Saturday, April 28, 2012

Sunday, April 28th, 1974

A much better day profitwise. I finally got Marlo Thomas's FREE TO BE YOU AND ME album along with another new McCartney single. I listened to the album over and over. I think it may have changed my whole views of life.

I've got about 19 dollars left and it's got to last until my next payment. I do, however, intend to order the HOUSE OF HORRORS book for $5.84 tomorrow from Warren.

Also I came up with a great idea for selling a new radio mystery series to a local radio station. Maybe I'll do more work on it soon.

The very air was pleasant all day today. My cold is almost better and I even survived the nearly unbearable heat to come up with a good feeling.

Are things finally starting to go my way? I doubt it but I can hope so.

NOTES: HOUSE OF HORRORS was a history of Hammer Films that came out just as the company itself was about to go under. 


Every once in a while, I would decide that what local radio needed was a new mystery series written by me. This was probably the first but I know I was still toying with this idea as late as the early 1990's. Oh, hell, it's crossed my mind just recently, too. Trouble is that no one in local radio cares what I think.
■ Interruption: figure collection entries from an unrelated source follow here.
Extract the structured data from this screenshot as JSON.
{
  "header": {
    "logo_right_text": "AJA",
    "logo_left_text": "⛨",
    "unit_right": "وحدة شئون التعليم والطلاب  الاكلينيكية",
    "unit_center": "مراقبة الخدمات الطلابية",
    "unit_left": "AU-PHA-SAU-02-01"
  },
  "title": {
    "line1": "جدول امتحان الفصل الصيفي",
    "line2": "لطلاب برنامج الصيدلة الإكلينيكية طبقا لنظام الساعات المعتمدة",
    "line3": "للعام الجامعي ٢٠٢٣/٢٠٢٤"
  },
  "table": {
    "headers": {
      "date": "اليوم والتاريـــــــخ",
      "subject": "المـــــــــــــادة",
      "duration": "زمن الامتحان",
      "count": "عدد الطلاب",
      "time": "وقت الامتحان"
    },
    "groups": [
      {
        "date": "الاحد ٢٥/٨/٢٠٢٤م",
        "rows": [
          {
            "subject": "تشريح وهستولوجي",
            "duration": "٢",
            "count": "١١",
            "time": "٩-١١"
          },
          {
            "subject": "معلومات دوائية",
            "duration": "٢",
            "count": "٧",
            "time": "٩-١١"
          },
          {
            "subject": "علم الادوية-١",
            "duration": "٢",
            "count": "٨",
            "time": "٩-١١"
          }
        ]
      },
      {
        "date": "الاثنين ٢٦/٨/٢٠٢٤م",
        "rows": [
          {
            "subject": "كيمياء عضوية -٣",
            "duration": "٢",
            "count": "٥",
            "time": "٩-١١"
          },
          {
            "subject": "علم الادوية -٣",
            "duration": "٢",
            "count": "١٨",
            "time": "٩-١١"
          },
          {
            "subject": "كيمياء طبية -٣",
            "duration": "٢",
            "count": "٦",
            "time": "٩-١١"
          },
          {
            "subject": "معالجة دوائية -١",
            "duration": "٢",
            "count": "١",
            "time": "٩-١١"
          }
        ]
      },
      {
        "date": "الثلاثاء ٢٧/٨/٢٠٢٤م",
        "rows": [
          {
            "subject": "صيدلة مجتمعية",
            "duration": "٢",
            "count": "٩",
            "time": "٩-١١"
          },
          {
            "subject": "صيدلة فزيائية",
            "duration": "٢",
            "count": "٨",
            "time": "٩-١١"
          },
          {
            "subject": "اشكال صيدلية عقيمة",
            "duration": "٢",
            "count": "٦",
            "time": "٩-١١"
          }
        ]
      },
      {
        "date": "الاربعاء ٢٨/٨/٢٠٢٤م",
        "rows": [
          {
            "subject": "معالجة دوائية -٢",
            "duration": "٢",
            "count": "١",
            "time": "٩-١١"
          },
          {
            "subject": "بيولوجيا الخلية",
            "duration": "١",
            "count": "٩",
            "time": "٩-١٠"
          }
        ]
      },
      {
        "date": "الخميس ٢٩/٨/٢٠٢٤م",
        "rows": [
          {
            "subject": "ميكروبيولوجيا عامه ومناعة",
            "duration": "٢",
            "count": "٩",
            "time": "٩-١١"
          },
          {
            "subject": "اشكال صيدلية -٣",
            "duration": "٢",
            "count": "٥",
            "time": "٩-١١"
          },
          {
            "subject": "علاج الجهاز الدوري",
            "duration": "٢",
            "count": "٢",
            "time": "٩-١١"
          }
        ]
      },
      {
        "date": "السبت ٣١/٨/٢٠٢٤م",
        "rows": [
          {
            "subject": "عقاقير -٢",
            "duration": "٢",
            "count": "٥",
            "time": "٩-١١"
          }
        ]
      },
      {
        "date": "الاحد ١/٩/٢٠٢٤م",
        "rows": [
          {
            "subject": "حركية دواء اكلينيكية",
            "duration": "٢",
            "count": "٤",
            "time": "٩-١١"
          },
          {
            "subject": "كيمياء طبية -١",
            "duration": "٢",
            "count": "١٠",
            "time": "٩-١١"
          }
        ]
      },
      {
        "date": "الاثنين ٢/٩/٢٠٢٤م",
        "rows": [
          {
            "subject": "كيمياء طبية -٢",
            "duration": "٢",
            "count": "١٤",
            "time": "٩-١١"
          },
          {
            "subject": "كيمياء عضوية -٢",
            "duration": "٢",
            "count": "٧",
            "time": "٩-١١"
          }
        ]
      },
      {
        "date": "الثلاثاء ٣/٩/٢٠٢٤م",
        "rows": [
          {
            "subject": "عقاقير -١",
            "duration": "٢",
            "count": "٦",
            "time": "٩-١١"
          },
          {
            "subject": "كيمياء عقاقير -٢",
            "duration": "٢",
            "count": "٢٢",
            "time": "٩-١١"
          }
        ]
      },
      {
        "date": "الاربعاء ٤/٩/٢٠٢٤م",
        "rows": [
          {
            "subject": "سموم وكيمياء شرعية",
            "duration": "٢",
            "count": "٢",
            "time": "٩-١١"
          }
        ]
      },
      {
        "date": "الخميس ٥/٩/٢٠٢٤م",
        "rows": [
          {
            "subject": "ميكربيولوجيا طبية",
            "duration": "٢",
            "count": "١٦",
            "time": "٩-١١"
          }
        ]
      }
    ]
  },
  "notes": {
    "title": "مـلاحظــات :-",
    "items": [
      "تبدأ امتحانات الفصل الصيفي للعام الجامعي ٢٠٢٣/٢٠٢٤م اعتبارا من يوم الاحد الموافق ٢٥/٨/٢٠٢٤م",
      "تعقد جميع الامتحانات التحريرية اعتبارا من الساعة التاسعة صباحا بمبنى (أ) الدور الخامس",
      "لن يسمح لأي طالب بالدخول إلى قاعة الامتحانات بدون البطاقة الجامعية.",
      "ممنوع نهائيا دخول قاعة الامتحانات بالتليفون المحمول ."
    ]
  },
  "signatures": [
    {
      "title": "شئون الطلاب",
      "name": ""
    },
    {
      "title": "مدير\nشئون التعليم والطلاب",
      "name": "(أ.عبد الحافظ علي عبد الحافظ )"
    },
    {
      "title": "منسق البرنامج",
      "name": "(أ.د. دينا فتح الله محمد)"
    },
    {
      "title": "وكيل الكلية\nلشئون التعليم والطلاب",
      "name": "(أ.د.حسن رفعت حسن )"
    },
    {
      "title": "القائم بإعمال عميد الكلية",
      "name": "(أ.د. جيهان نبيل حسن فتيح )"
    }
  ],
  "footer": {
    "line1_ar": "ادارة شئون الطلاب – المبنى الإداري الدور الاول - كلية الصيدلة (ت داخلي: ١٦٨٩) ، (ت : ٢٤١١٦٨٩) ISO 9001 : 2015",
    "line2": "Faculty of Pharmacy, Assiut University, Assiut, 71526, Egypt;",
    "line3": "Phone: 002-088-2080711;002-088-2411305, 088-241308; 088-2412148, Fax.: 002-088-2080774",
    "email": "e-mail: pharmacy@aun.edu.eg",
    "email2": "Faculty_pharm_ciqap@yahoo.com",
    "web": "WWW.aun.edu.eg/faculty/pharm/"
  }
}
Even when I was briefly associated with local radio in the early 1980's no one cared what I thought!


FREE TO BE...was Marlo Thomas's now classic children's album of liberating songs and skits for boys and girls. Mel Brooks, Jack Cassidy, Shirley Jones, Billy De Wolfe, Tommy Smothers, Bobby Morse, Diana Sands and other celebs appeared with THAT woman, Marlo. It was for a slightly younger audience than me at 15 but it really was a very eye-opening experience. I had been raised in a rather conservative home with traditional ways of looking at males and females. Boys, for example, could never wear pink. It was my appreciation of the THAT GIRL sitcom that made me get it but it was the album that made me rethink a lot of things and eventually get to where I considered myself a male feminist. At 19, I almost joined NOW. After all, it's the National Organization FOR Women, not OF Women. I could still be sexist in some ways (still!) but this day a new seed was planted in my understanding of male and female roles, expectations and possibilities in society. Thanks, Marlo.A few years later, I had a pink shirt I really loved.